Christian Goodwillie is the LITS Director and Curator of Special Collections at Burke Library. Photo courtesy of Hamilton College.
As a part of the new Lunch Series, “Celebrating Faculty Achievements,” Christian Goodwillie, LITS Director and Curator of Special Collections at Burke Library, delivered a talk on his recently published book, Richard McNemar: Frontier Heretic and Shaker Apostle, which follows the life
of Richard McNemar, the leading publishing spokesperson for the Shaker community.

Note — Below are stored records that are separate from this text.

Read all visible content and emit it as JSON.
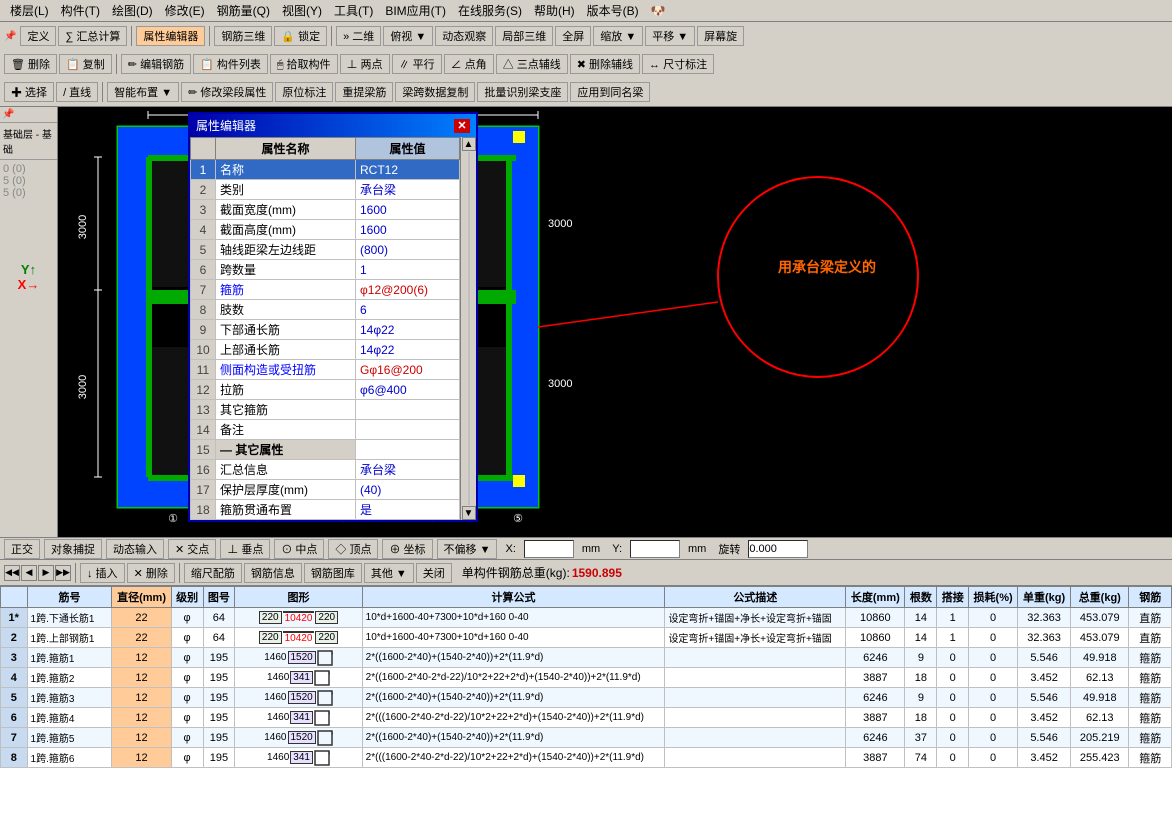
{
  "menubar": {
    "items": [
      "楼层(L)",
      "构件(T)",
      "绘图(D)",
      "修改(E)",
      "钢筋量(Q)",
      "视图(Y)",
      "工具(T)",
      "BIM应用(T)",
      "在线服务(S)",
      "帮助(H)",
      "版本号(B)"
    ]
  },
  "toolbar": {
    "row1": {
      "items": [
        "定义",
        "∑汇总计算",
        "属性编辑器",
        "钢筋三维",
        "锁定",
        "二维",
        "俯视",
        "动态观察",
        "局部三维",
        "全屏",
        "缩放",
        "平移",
        "屏幕旋"
      ]
    },
    "row2": {
      "items": [
        "删除",
        "复制",
        "编辑钢筋",
        "构件列表",
        "拾取构件",
        "两点",
        "平行",
        "点角",
        "三点辅线",
        "删除辅线",
        "尺寸标注"
      ]
    },
    "row3": {
      "items": [
        "选择",
        "直线",
        "智能布置",
        "修改梁段属性",
        "原位标注",
        "重提梁筋",
        "梁跨数据复制",
        "批量识别梁支座",
        "应用到同名梁"
      ]
    }
  },
  "layer_panel": {
    "title": "基础层 - 基础",
    "items": [
      "基础层",
      "基础"
    ]
  },
  "dialog": {
    "title": "属性编辑器",
    "col1": "属性名称",
    "col2": "属性值",
    "rows": [
      {
        "id": 1,
        "name": "名称",
        "value": "RCT12",
        "selected": true
      },
      {
        "id": 2,
        "name": "类别",
        "value": "承台梁",
        "selected": false
      },
      {
        "id": 3,
        "name": "截面宽度(mm)",
        "value": "1600",
        "selected": false
      },
      {
        "id": 4,
        "name": "截面高度(mm)",
        "value": "1600",
        "selected": false
      },
      {
        "id": 5,
        "name": "轴线距梁左边线距",
        "value": "(800)",
        "selected": false
      },
      {
        "id": 6,
        "name": "跨数量",
        "value": "1",
        "selected": false
      },
      {
        "id": 7,
        "name": "箍筋",
        "value": "φ12@200(6)",
        "selected": false,
        "highlight": true
      },
      {
        "id": 8,
        "name": "肢数",
        "value": "6",
        "selected": false
      },
      {
        "id": 9,
        "name": "下部通长筋",
        "value": "14φ22",
        "selected": false
      },
      {
        "id": 10,
        "name": "上部通长筋",
        "value": "14φ22",
        "selected": false
      },
      {
        "id": 11,
        "name": "侧面构造或受扭筋",
        "value": "Gφ16@200",
        "selected": false,
        "highlight": true
      },
      {
        "id": 12,
        "name": "拉筋",
        "value": "φ6@400",
        "selected": false
      },
      {
        "id": 13,
        "name": "其它箍筋",
        "value": "",
        "selected": false
      },
      {
        "id": 14,
        "name": "备注",
        "value": "",
        "selected": false
      },
      {
        "id": 15,
        "name": "— 其它属性",
        "value": "",
        "selected": false,
        "group": true
      },
      {
        "id": 16,
        "name": "汇总信息",
        "value": "承台梁",
        "selected": false
      },
      {
        "id": 17,
        "name": "保护层厚度(mm)",
        "value": "(40)",
        "selected": false
      },
      {
        "id": 18,
        "name": "箍筋贯通布置",
        "value": "是",
        "selected": false
      }
    ]
  },
  "cad": {
    "annotation": "用承台梁定义的"
  },
  "bottom_toolbar": {
    "items": [
      "正交",
      "对象捕捉",
      "动态输入",
      "交点",
      "垂点",
      "中点",
      "顶点",
      "坐标",
      "不偏移"
    ],
    "x_label": "X:",
    "y_label": "Y:",
    "mm_label": "mm",
    "rotate_label": "旋转",
    "rotate_value": "0.000"
  },
  "rebar_toolbar": {
    "nav_buttons": [
      "◀◀",
      "◀",
      "▶",
      "▶▶"
    ],
    "buttons": [
      "插入",
      "删除",
      "缩尺配筋",
      "钢筋信息",
      "钢筋图库",
      "其他",
      "关闭"
    ],
    "total_label": "单构件钢筋总重(kg):",
    "total_value": "1590.895"
  },
  "rebar_table": {
    "headers": [
      "筋号",
      "直径(mm)",
      "级别",
      "图号",
      "图形",
      "计算公式",
      "公式描述",
      "长度(mm)",
      "根数",
      "搭接",
      "损耗(%)",
      "单重(kg)",
      "总重(kg)",
      "钢筋"
    ],
    "rows": [
      {
        "id": "1*",
        "name": "1跨.下通长筋1",
        "diameter": "22",
        "grade": "φ",
        "fig_no": "64",
        "shape_dims": [
          "220",
          "10420",
          "220"
        ],
        "formula": "10*d+1600-40+7300+10*d+160 0-40",
        "description": "设定弯折+锚固+净长+设定弯折+锚固",
        "length": "10860",
        "count": "14",
        "overlap": "1",
        "loss": "0",
        "unit_weight": "32.363",
        "total_weight": "453.079",
        "type": "直筋"
      },
      {
        "id": "2",
        "name": "1跨.上部钢筋1",
        "diameter": "22",
        "grade": "φ",
        "fig_no": "64",
        "shape_dims": [
          "220",
          "10420",
          "220"
        ],
        "formula": "10*d+1600-40+7300+10*d+160 0-40",
        "description": "设定弯折+锚固+净长+设定弯折+锚固",
        "length": "10860",
        "count": "14",
        "overlap": "1",
        "loss": "0",
        "unit_weight": "32.363",
        "total_weight": "453.079",
        "type": "直筋"
      },
      {
        "id": "3",
        "name": "1跨.箍筋1",
        "diameter": "12",
        "grade": "φ",
        "fig_no": "195",
        "shape_dims_l": "1460",
        "shape_val": "1520",
        "formula": "2*((1600-2*40)+(1540-2*40))+2*(11.9*d)",
        "description": "",
        "length": "6246",
        "count": "9",
        "overlap": "0",
        "loss": "0",
        "unit_weight": "5.546",
        "total_weight": "49.918",
        "type": "箍筋"
      },
      {
        "id": "4",
        "name": "1跨.箍筋2",
        "diameter": "12",
        "grade": "φ",
        "fig_no": "195",
        "shape_dims_l": "1460",
        "shape_val": "341",
        "formula": "2*((1600-2*40-2*d-22)/10*2+22+2*d)+(1540-2*40))+2*(11.9*d)",
        "description": "",
        "length": "3887",
        "count": "18",
        "overlap": "0",
        "loss": "0",
        "unit_weight": "3.452",
        "total_weight": "62.13",
        "type": "箍筋"
      },
      {
        "id": "5",
        "name": "1跨.箍筋3",
        "diameter": "12",
        "grade": "φ",
        "fig_no": "195",
        "shape_dims_l": "1460",
        "shape_val": "1520",
        "formula": "2*((1600-2*40)+(1540-2*40))+2*(11.9*d)",
        "description": "",
        "length": "6246",
        "count": "9",
        "overlap": "0",
        "loss": "0",
        "unit_weight": "5.546",
        "total_weight": "49.918",
        "type": "箍筋"
      },
      {
        "id": "6",
        "name": "1跨.箍筋4",
        "diameter": "12",
        "grade": "φ",
        "fig_no": "195",
        "shape_dims_l": "1460",
        "shape_val": "341",
        "formula": "2*(((1600-2*40-2*d-22)/10*2+22+2*d)+(1540-2*40))+2*(11.9*d)",
        "description": "",
        "length": "3887",
        "count": "18",
        "overlap": "0",
        "loss": "0",
        "unit_weight": "3.452",
        "total_weight": "62.13",
        "type": "箍筋"
      },
      {
        "id": "7",
        "name": "1跨.箍筋5",
        "diameter": "12",
        "grade": "φ",
        "fig_no": "195",
        "shape_dims_l": "1460",
        "shape_val": "1520",
        "formula": "2*((1600-2*40)+(1540-2*40))+2*(11.9*d)",
        "description": "",
        "length": "6246",
        "count": "37",
        "overlap": "0",
        "loss": "0",
        "unit_weight": "5.546",
        "total_weight": "205.219",
        "type": "箍筋"
      },
      {
        "id": "8",
        "name": "1跨.箍筋6",
        "diameter": "12",
        "grade": "φ",
        "fig_no": "195",
        "shape_dims_l": "1460",
        "shape_val": "341",
        "formula": "2*(((1600-2*40-2*d-22)/10*2+22+2*d)+(1540-2*40))+2*(11.9*d)",
        "description": "",
        "length": "3887",
        "count": "74",
        "overlap": "0",
        "loss": "0",
        "unit_weight": "3.452",
        "total_weight": "255.423",
        "type": "箍筋"
      }
    ]
  }
}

The Shaker community, founded in 1747, centers on egalitarian ideals and espouses leading a simple life by abstaining from sex and living community. Richard McNemar played a key role in spreading public awareness of the Shaker community. The community fell under public and legal scrutiny, rendering McNemar’s writings fodder in public’s accusations against Shakers. Tactfully untangling the complexities of the masses of manuscripts and historical records of Mcnemar’s life, Goodwillie’s biography illuminates a narrative of McNemar’s career and the legacy he left on Shakerism and American religion.

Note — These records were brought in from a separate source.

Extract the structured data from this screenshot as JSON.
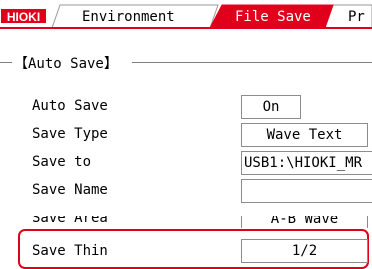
{
  "header": {
    "logo": "HIOKI",
    "tabs": [
      {
        "label": "Environment",
        "active": false
      },
      {
        "label": "File Save",
        "active": true
      },
      {
        "label": "Pr",
        "active": false
      }
    ]
  },
  "section": {
    "title": "【Auto Save】"
  },
  "rows": [
    {
      "label": "Auto Save",
      "value": "On"
    },
    {
      "label": "Save Type",
      "value": "Wave Text"
    },
    {
      "label": "Save to",
      "value": "USB1:\\HIOKI_MR"
    },
    {
      "label": "Save Name",
      "value": ""
    },
    {
      "label": "Save Area",
      "value": "A-B Wave"
    },
    {
      "label": "Save Thin",
      "value": "1/2"
    }
  ],
  "colors": {
    "accent": "#e0001b",
    "active_tab_text": "#ffffff"
  }
}
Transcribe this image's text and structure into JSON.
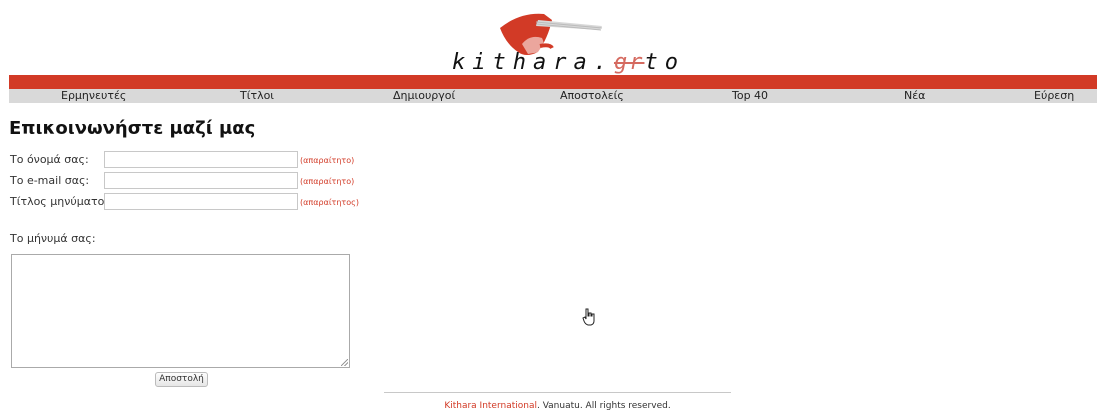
{
  "logo": {
    "brand": "kithara",
    "dot": ".",
    "tld_struck": "gr",
    "tld": "to"
  },
  "nav": {
    "items": [
      "Ερμηνευτές",
      "Τίτλοι",
      "Δημιουργοί",
      "Αποστολείς",
      "Top 40",
      "Νέα",
      "Εύρεση"
    ]
  },
  "page": {
    "title": "Επικοινωνήστε μαζί μας"
  },
  "form": {
    "name_label": "Το όνομά σας:",
    "name_required": "(απαραίτητο)",
    "email_label": "Το e-mail σας:",
    "email_required": "(απαραίτητο)",
    "subject_label": "Τίτλος μηνύματος:",
    "subject_required": "(απαραίτητος)",
    "message_label": "Το μήνυμά σας:",
    "submit_label": "Αποστολή"
  },
  "footer": {
    "company": "Kithara International",
    "rest": ". Vanuatu. All rights reserved."
  },
  "colors": {
    "accent": "#d23a26",
    "nav_bg": "#d9d9d9"
  }
}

Explaining the story of his interest in Shakerism, Goodwillie recounted hitting the open road with a college friend to see another utopian community in Tennessee when the ended up staying in a small Shaker community for the night.
Goodwillie became engrossed by the Shakers’ radical gender politics and revolutionary view of God. “The people were celibate, and had communal property and thought that God was male and female, and I mean. It was just like I’d never thought about any of this stuff before, and I thought it was so fascinating.” Returning from his road trip, Goodwillie’s interest only grew, and he has dedicated 10 years to the telling of Richard McNemar’s story.

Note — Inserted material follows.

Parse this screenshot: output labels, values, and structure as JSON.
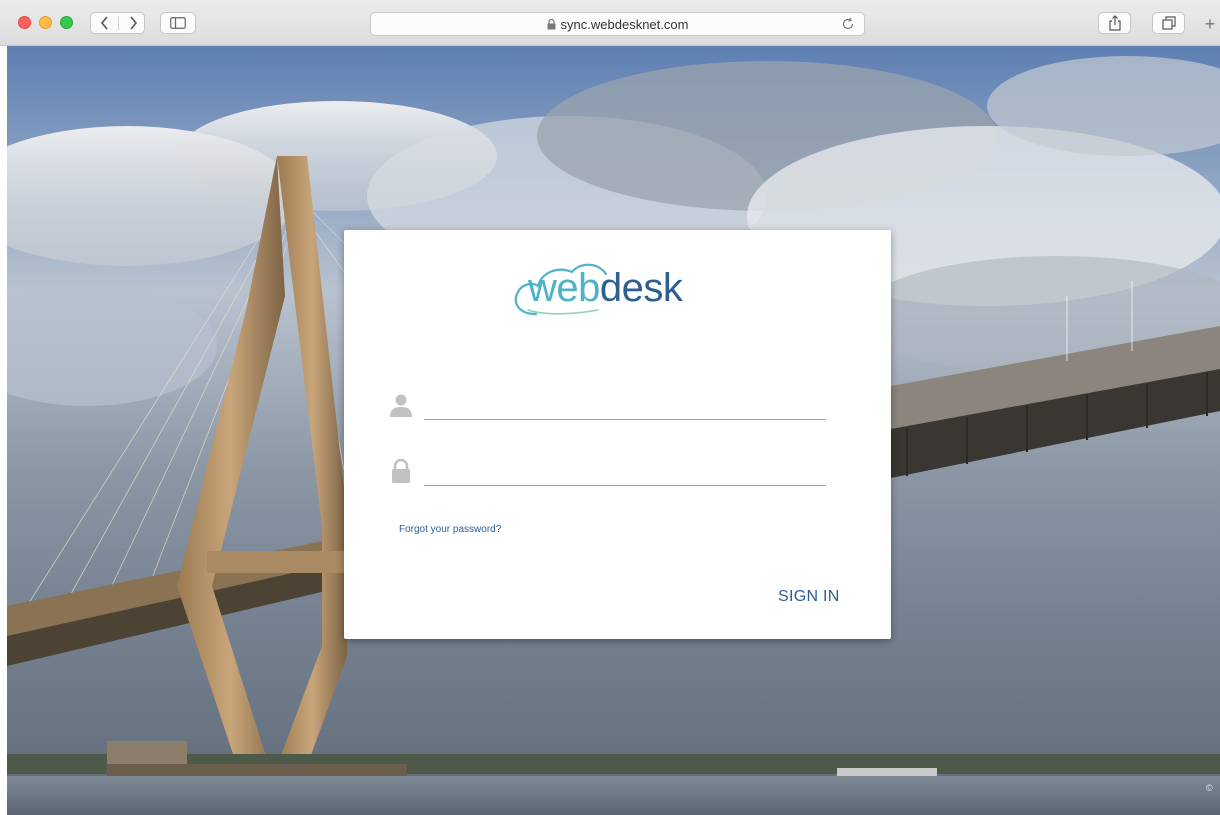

Reflecting on the process of writing his book, Goodwillie shared the difficulties he experiences pouring over masses of manuscripts in search of answers and meaning. “There were nearly a hundred letters. Four very dense journals. And then tens of printed
publications…that was just his papers. Then there were all the papers of all the communities he lived at.” He shared his experience researching at the Library of Congress in D.C.: “And I just set up there on a table and not even with my phone, but with a digital camera, photographed every single page of all those documents.” Printing out the pictures, ordering them and finally engaging in painstaking analysis, Goodwillie’s research proved cumbersome and rife with obstacles. His biography sent him traversing the country, visiting sites in Ohio, Kentucky, Massachusetts and
Maine.
Goodwillie has written a total of 12 books, two of them being preparatory to this biography. In those two books, Goodwillie translated the text of Shaker’s hymns to musical scores, turning blocks of lyrics into tune with musical scores underlaid with lyrics. “You’re bringing something back to life that no one has heard for 200 years,”said Goodwillie.
Goodwillie insisted on the value in studying Utopian communities at large “These are groups of people who have intentionally separated themselves from the larger society and they’re doing it for a reason..what you find in these groups is they are hotbeds for social experimentation and this is usually in a really progressive way.”
Tracing the history of Shakers in the court of public opinion, Goodwillie said: “I look at the Shakers, who in the eighteenth century were physically attacked because they were dancing in worship…and by the twentieth century they’re national icons and their material culture is being documented by our own federal government.”